Of course, the government’s chief priority was to stabilize the teetering financial system, not necessarily to maximize profit. Now, the worst of the crisis is past, and the rewards from avoiding a widespread financial meltdown are incalculable.
“You do not stop a financial panic by putting capital and offering capital at the banks on the terms — the only terms that is available in the middle of a crisis,” former Treasury Secretary Henry M. Paulson Jr. said at a Congressional hearing in July.
Taxpayers actually did better than private investors in their investments in two big banks, American Express and the State Street Corporation. The two relatively healthy firms actually returned about $418 million more to taxpayers than private investors would have received if they purchased the preferred stock in the market at the same time.
Of course, taxpayers are currently sitting on billions of dollars more in paper losses from some institutions still holding bailout money, as well as from other government programs being used to support other financial institutions. Treasury has allocated $30 billion to help private investors buy toxic securities from banks, $95.6 billion to nationalize the mortgage companies Fannie Mae and Freddie Mac and $77.8 billion to rescue the troubled auto industry.
But it is the bailout of the nation’s big banks that infuriates many American taxpayers, who believe Wall Street is to blame for the greatest recession in a generation. Now that many financial firms have returned to profitability and risk-taking, taxpayers want to know if they are being properly rewarded.

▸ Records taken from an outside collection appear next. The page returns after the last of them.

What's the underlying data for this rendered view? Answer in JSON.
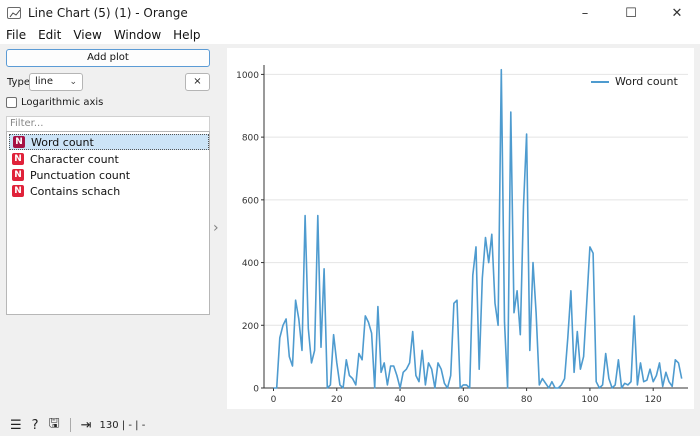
{
  "window": {
    "title": "Line Chart (5) (1) - Orange",
    "minimize": "–",
    "maximize": "☐",
    "close": "✕"
  },
  "menu": [
    "File",
    "Edit",
    "View",
    "Window",
    "Help"
  ],
  "controls": {
    "add_plot": "Add plot",
    "type_label": "Type:",
    "type_value": "line",
    "clear": "×",
    "log_axis": "Logarithmic axis",
    "filter_placeholder": "Filter...",
    "badge": "N"
  },
  "variables": [
    {
      "label": "Word count",
      "selected": true
    },
    {
      "label": "Character count",
      "selected": false
    },
    {
      "label": "Punctuation count",
      "selected": false
    },
    {
      "label": "Contains schach",
      "selected": false
    }
  ],
  "statusbar": {
    "info": "130 | - | -"
  },
  "colors": {
    "series": "#4e9bcf",
    "selection": "#cce4f7",
    "badge": "#e0223a"
  },
  "chart_data": {
    "type": "line",
    "series": [
      {
        "name": "Word count",
        "x": [
          0,
          1,
          2,
          3,
          4,
          5,
          6,
          7,
          8,
          9,
          10,
          11,
          12,
          13,
          14,
          15,
          16,
          17,
          18,
          19,
          20,
          21,
          22,
          23,
          24,
          25,
          26,
          27,
          28,
          29,
          30,
          31,
          32,
          33,
          34,
          35,
          36,
          37,
          38,
          39,
          40,
          41,
          42,
          43,
          44,
          45,
          46,
          47,
          48,
          49,
          50,
          51,
          52,
          53,
          54,
          55,
          56,
          57,
          58,
          59,
          60,
          61,
          62,
          63,
          64,
          65,
          66,
          67,
          68,
          69,
          70,
          71,
          72,
          73,
          74,
          75,
          76,
          77,
          78,
          79,
          80,
          81,
          82,
          83,
          84,
          85,
          86,
          87,
          88,
          89,
          90,
          91,
          92,
          93,
          94,
          95,
          96,
          97,
          98,
          99,
          100,
          101,
          102,
          103,
          104,
          105,
          106,
          107,
          108,
          109,
          110,
          111,
          112,
          113,
          114,
          115,
          116,
          117,
          118,
          119,
          120,
          121,
          122,
          123,
          124,
          125,
          126,
          127,
          128,
          129
        ],
        "values": [
          0,
          0,
          160,
          200,
          220,
          100,
          70,
          280,
          220,
          120,
          550,
          190,
          80,
          120,
          550,
          130,
          380,
          0,
          10,
          170,
          80,
          10,
          0,
          90,
          40,
          30,
          10,
          110,
          90,
          230,
          210,
          175,
          0,
          260,
          50,
          80,
          10,
          70,
          70,
          40,
          0,
          50,
          60,
          80,
          180,
          40,
          20,
          120,
          10,
          80,
          60,
          0,
          80,
          60,
          15,
          0,
          40,
          270,
          280,
          0,
          10,
          10,
          0,
          360,
          450,
          60,
          350,
          480,
          400,
          490,
          270,
          200,
          1015,
          210,
          0,
          880,
          240,
          310,
          170,
          580,
          810,
          120,
          400,
          240,
          10,
          30,
          15,
          0,
          20,
          0,
          0,
          10,
          30,
          160,
          310,
          50,
          180,
          60,
          100,
          270,
          450,
          430,
          20,
          0,
          10,
          110,
          30,
          0,
          10,
          90,
          0,
          15,
          10,
          20,
          230,
          10,
          80,
          20,
          25,
          60,
          20,
          40,
          80,
          5,
          50,
          20,
          5,
          90,
          80,
          30
        ]
      }
    ],
    "xticks": [
      0,
      20,
      40,
      60,
      80,
      100,
      120
    ],
    "yticks": [
      0,
      200,
      400,
      600,
      800,
      1000
    ],
    "xlim": [
      -3,
      131
    ],
    "ylim": [
      0,
      1030
    ],
    "grid": "horizontal",
    "legend": "top-right"
  }
}
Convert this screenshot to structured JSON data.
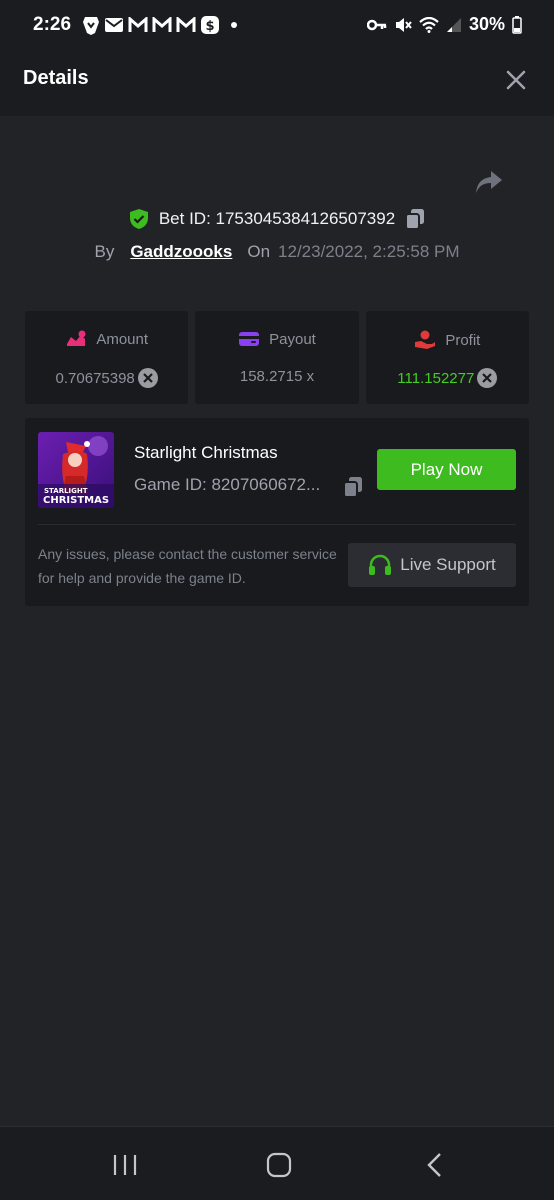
{
  "status_bar": {
    "time": "2:26",
    "battery": "30%"
  },
  "header": {
    "title": "Details"
  },
  "bet": {
    "bet_id_label": "Bet ID: 1753045384126507392",
    "by_label": "By",
    "username": "Gaddzoooks",
    "on_label": "On",
    "date": "12/23/2022, 2:25:58 PM"
  },
  "stats": [
    {
      "label": "Amount",
      "value": "0.70675398",
      "icon": "amount-icon"
    },
    {
      "label": "Payout",
      "value": "158.2715 x",
      "icon": "wallet-icon"
    },
    {
      "label": "Profit",
      "value": "111.152277",
      "icon": "profit-icon"
    }
  ],
  "game": {
    "thumb_line1": "STARLIGHT",
    "thumb_line2": "CHRISTMAS",
    "name": "Starlight Christmas",
    "game_id": "Game ID: 8207060672...",
    "play_label": "Play Now",
    "note": "Any issues, please contact the customer service for help and provide the game ID.",
    "support_label": "Live Support"
  },
  "colors": {
    "accent_green": "#3dbb1f",
    "profit_green": "#44cc22",
    "amount_pink": "#e8307a",
    "payout_purple": "#8a3ff0",
    "profit_red": "#e03a3a",
    "background": "#222327",
    "card": "#191a1e"
  }
}
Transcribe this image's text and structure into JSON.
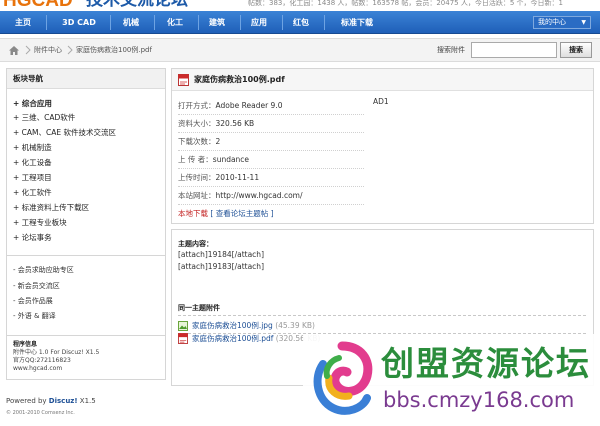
{
  "header": {
    "logo_text": "HGCAD",
    "logo_sub": "技术交流论坛",
    "stats_text": "帖数：383，化工园：1438 人，帖数：163578 帖，会员：20475 人，今日活跃：5 个，今日新：1"
  },
  "nav": {
    "items": [
      "主页",
      "3D CAD",
      "机械",
      "化工",
      "建筑",
      "应用",
      "红包",
      "标准下载"
    ],
    "my_center": "我的中心"
  },
  "breadcrumb": {
    "items": [
      "附件中心",
      "家庭伤病救治100例.pdf"
    ],
    "search_label": "搜索附件",
    "search_value": "",
    "search_button": "搜索"
  },
  "sidebar": {
    "header": "板块导航",
    "sections": [
      {
        "label": "+ 综合应用",
        "bold": true
      },
      {
        "label": "+ 三维、CAD软件",
        "bold": false
      },
      {
        "label": "+ CAM、CAE 软件技术交流区",
        "bold": false
      },
      {
        "label": "+ 机械制造",
        "bold": false
      },
      {
        "label": "+ 化工设备",
        "bold": false
      },
      {
        "label": "+ 工程项目",
        "bold": false
      },
      {
        "label": "+ 化工软件",
        "bold": false
      },
      {
        "label": "+ 标准资料上传下载区",
        "bold": false
      },
      {
        "label": "+ 工程专业板块",
        "bold": false
      },
      {
        "label": "+ 论坛事务",
        "bold": false
      }
    ],
    "links": [
      "- 会员求助应助专区",
      "- 新会员交流区",
      "- 会员作品展",
      "- 外语 & 翻译"
    ],
    "info_title": "程序信息",
    "info_lines": [
      "附件中心 1.0 For Discuz! X1.5",
      "官方QQ:272116823",
      "www.hgcad.com"
    ]
  },
  "attachment": {
    "title": "家庭伤病救治100例.pdf",
    "rows": [
      {
        "label": "打开方式：",
        "value": "Adobe Reader 9.0"
      },
      {
        "label": "资料大小：",
        "value": "320.56 KB"
      },
      {
        "label": "下载次数：",
        "value": "2"
      },
      {
        "label": "上 传 者：",
        "value": "sundance"
      },
      {
        "label": "上传时间：",
        "value": "2010-11-11"
      },
      {
        "label": "本站网址：",
        "value": "http://www.hgcad.com/"
      }
    ],
    "download_label": "本地下载",
    "download_link": "[ 查看论坛主题帖 ]",
    "ad_text": "AD1"
  },
  "content": {
    "title": "主题内容：",
    "lines": [
      "[attach]19184[/attach]",
      "[attach]19183[/attach]"
    ],
    "related_title": "同一主题附件",
    "attachments": [
      {
        "name": "家庭伤病救治100例.jpg",
        "size": "(45.39 KB)",
        "icon": "image-file-icon"
      },
      {
        "name": "家庭伤病救治100例.pdf",
        "size": "(320.56 KB)",
        "icon": "pdf-file-icon"
      }
    ]
  },
  "footer": {
    "powered_prefix": "Powered by ",
    "powered_brand": "Discuz!",
    "powered_version": " X1.5",
    "copyright": "© 2001-2010 Comsenz Inc."
  },
  "watermark": {
    "title": "创盟资源论坛",
    "url": "bbs.cmzy168.com"
  },
  "colors": {
    "nav_blue": "#2a6cc4",
    "logo_orange": "#e8730c",
    "link_blue": "#1d4f95",
    "download_red": "#c32020",
    "watermark_green": "#2b8d3c",
    "watermark_purple": "#7a3a90"
  }
}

“The reason why a private investor would have done so much better than taxpayers is because the bailout was set on such generous terms by Hank Paulson,” Professor Wilson said. “In short, he used taxpayer money to overpay for the preferred stock.”

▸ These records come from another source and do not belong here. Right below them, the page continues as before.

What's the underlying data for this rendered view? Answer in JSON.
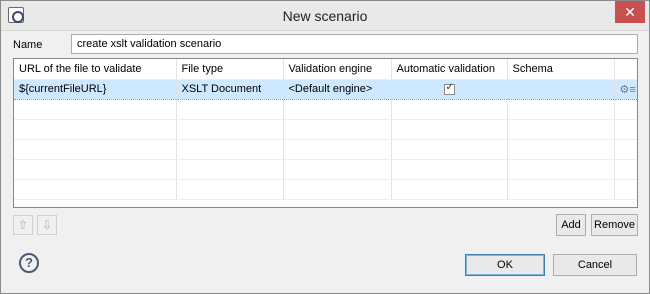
{
  "window": {
    "title": "New scenario",
    "close_glyph": "✕"
  },
  "name_row": {
    "label": "Name",
    "value": "create xslt validation scenario"
  },
  "table": {
    "columns": [
      "URL of the file to validate",
      "File type",
      "Validation engine",
      "Automatic validation",
      "Schema"
    ],
    "rows": [
      {
        "url": "${currentFileURL}",
        "file_type": "XSLT Document",
        "engine": "<Default engine>",
        "automatic": true,
        "schema": ""
      }
    ]
  },
  "buttons": {
    "up": "⇧",
    "down": "⇩",
    "add": "Add",
    "remove": "Remove",
    "ok": "OK",
    "cancel": "Cancel",
    "help": "?"
  },
  "icons": {
    "app": "app-icon",
    "row_action": "gear-icon"
  }
}
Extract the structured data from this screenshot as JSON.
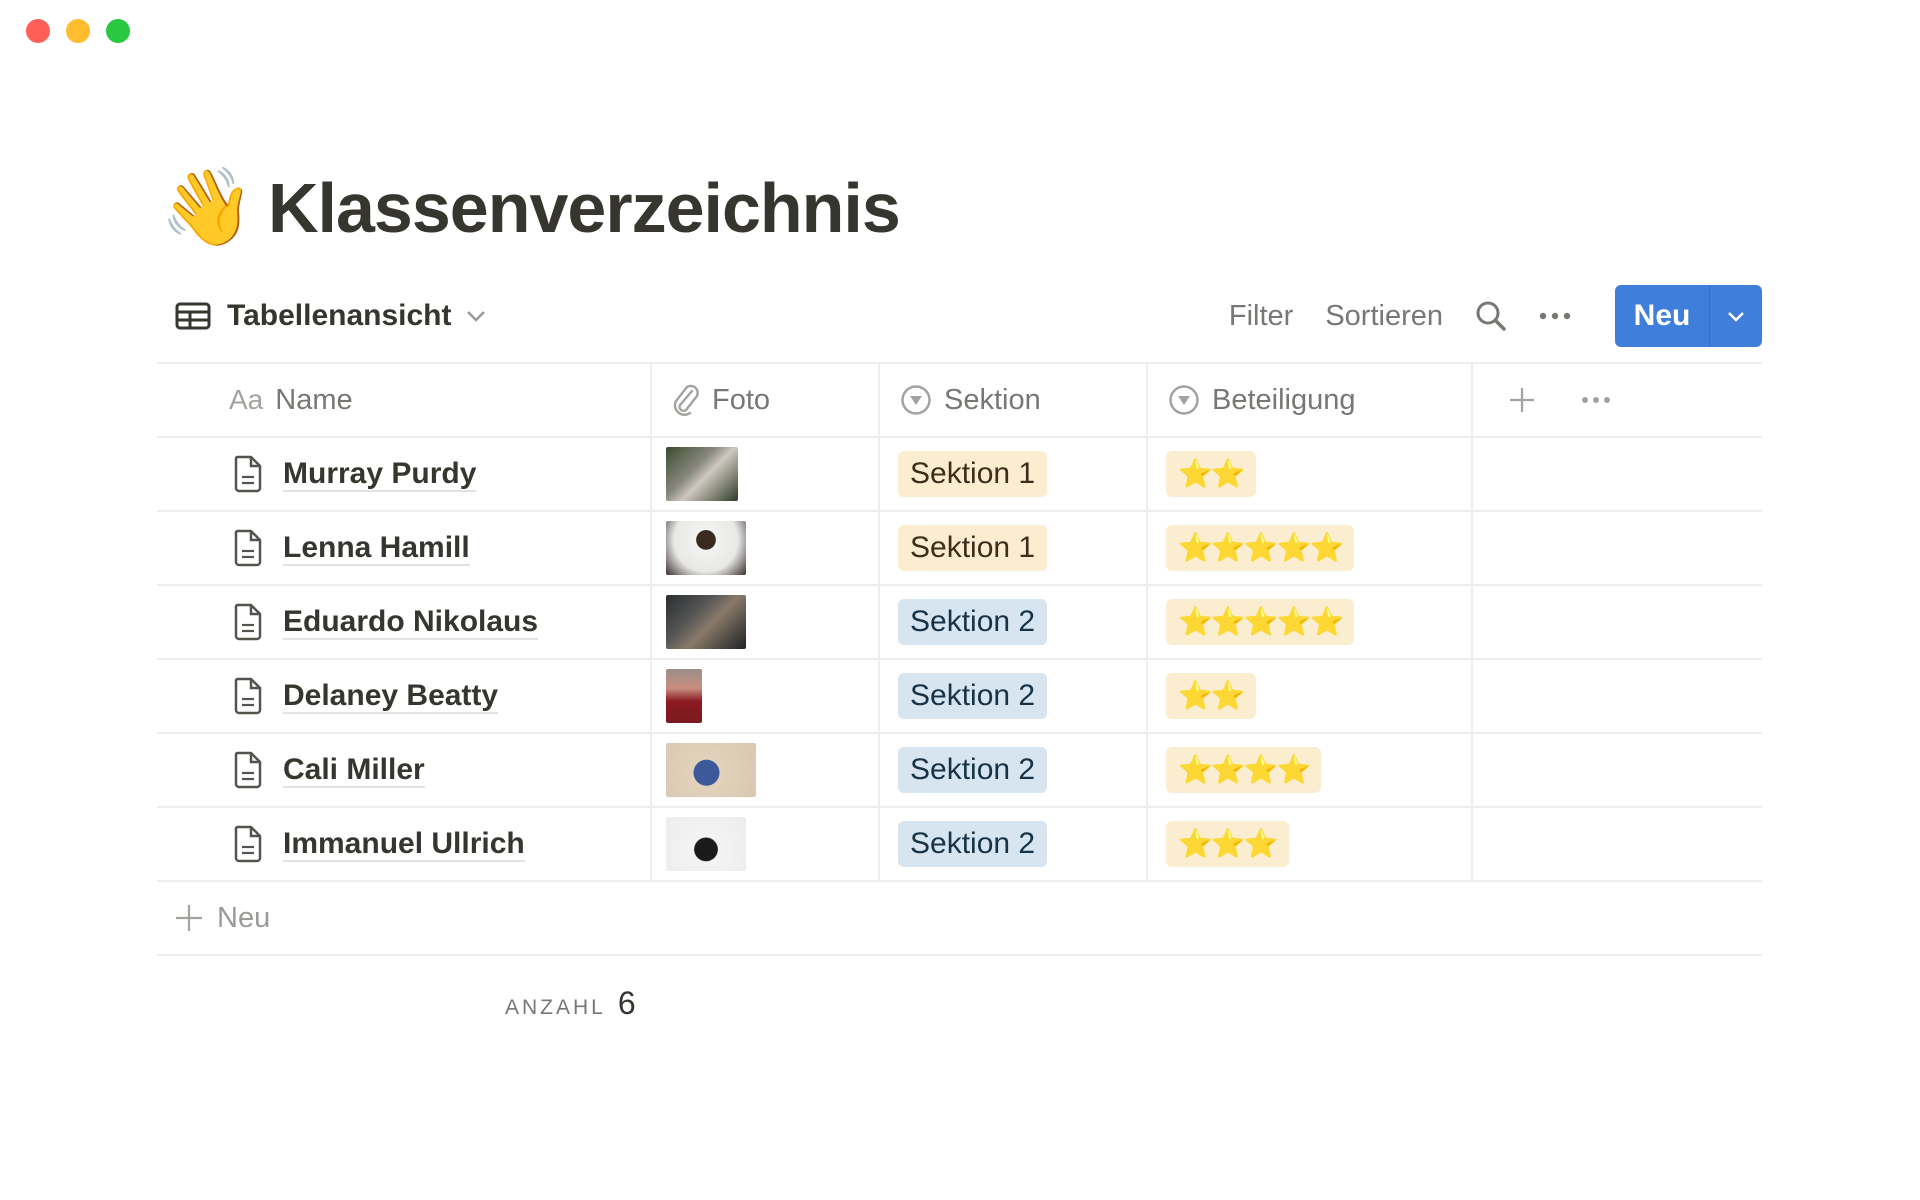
{
  "window": {
    "controls": [
      "close",
      "minimize",
      "maximize"
    ]
  },
  "page": {
    "emoji": "👋",
    "title": "Klassenverzeichnis"
  },
  "toolbar": {
    "view_label": "Tabellenansicht",
    "filter_label": "Filter",
    "sort_label": "Sortieren",
    "new_label": "Neu"
  },
  "table": {
    "columns": [
      {
        "label": "Name",
        "prefix": "Aa",
        "icon": "text-icon"
      },
      {
        "label": "Foto",
        "icon": "paperclip-icon"
      },
      {
        "label": "Sektion",
        "icon": "select-icon"
      },
      {
        "label": "Beteiligung",
        "icon": "select-icon"
      }
    ],
    "rows": [
      {
        "name": "Murray Purdy",
        "photo": "photo-thumbnail",
        "section": "Sektion 1",
        "section_color": "yellow",
        "participation": "⭐⭐",
        "stars": 2
      },
      {
        "name": "Lenna Hamill",
        "photo": "photo-thumbnail",
        "section": "Sektion 1",
        "section_color": "yellow",
        "participation": "⭐⭐⭐⭐⭐",
        "stars": 5
      },
      {
        "name": "Eduardo Nikolaus",
        "photo": "photo-thumbnail",
        "section": "Sektion 2",
        "section_color": "blue",
        "participation": "⭐⭐⭐⭐⭐",
        "stars": 5
      },
      {
        "name": "Delaney Beatty",
        "photo": "photo-thumbnail",
        "section": "Sektion 2",
        "section_color": "blue",
        "participation": "⭐⭐",
        "stars": 2
      },
      {
        "name": "Cali Miller",
        "photo": "photo-thumbnail",
        "section": "Sektion 2",
        "section_color": "blue",
        "participation": "⭐⭐⭐⭐",
        "stars": 4
      },
      {
        "name": "Immanuel Ullrich",
        "photo": "photo-thumbnail",
        "section": "Sektion 2",
        "section_color": "blue",
        "participation": "⭐⭐⭐",
        "stars": 3
      }
    ],
    "add_row_label": "Neu"
  },
  "footer": {
    "count_label": "ANZAHL",
    "count_value": "6"
  },
  "colors": {
    "accent": "#3f7fdb",
    "tag_yellow_bg": "#fbedd0",
    "tag_blue_bg": "#d6e5f0"
  }
}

Still, there are some benefits that taxpayers received from the bailout that are difficult to quantify.
“The total return on investment is hard to estimate because it is difficult to quantify the number of jobs and businesses that were saved by investments that pulled the financial system back from the brink,” said Herbert Allison, assistant secretary for financial stability at the Treasury Department, in an e-mail last week.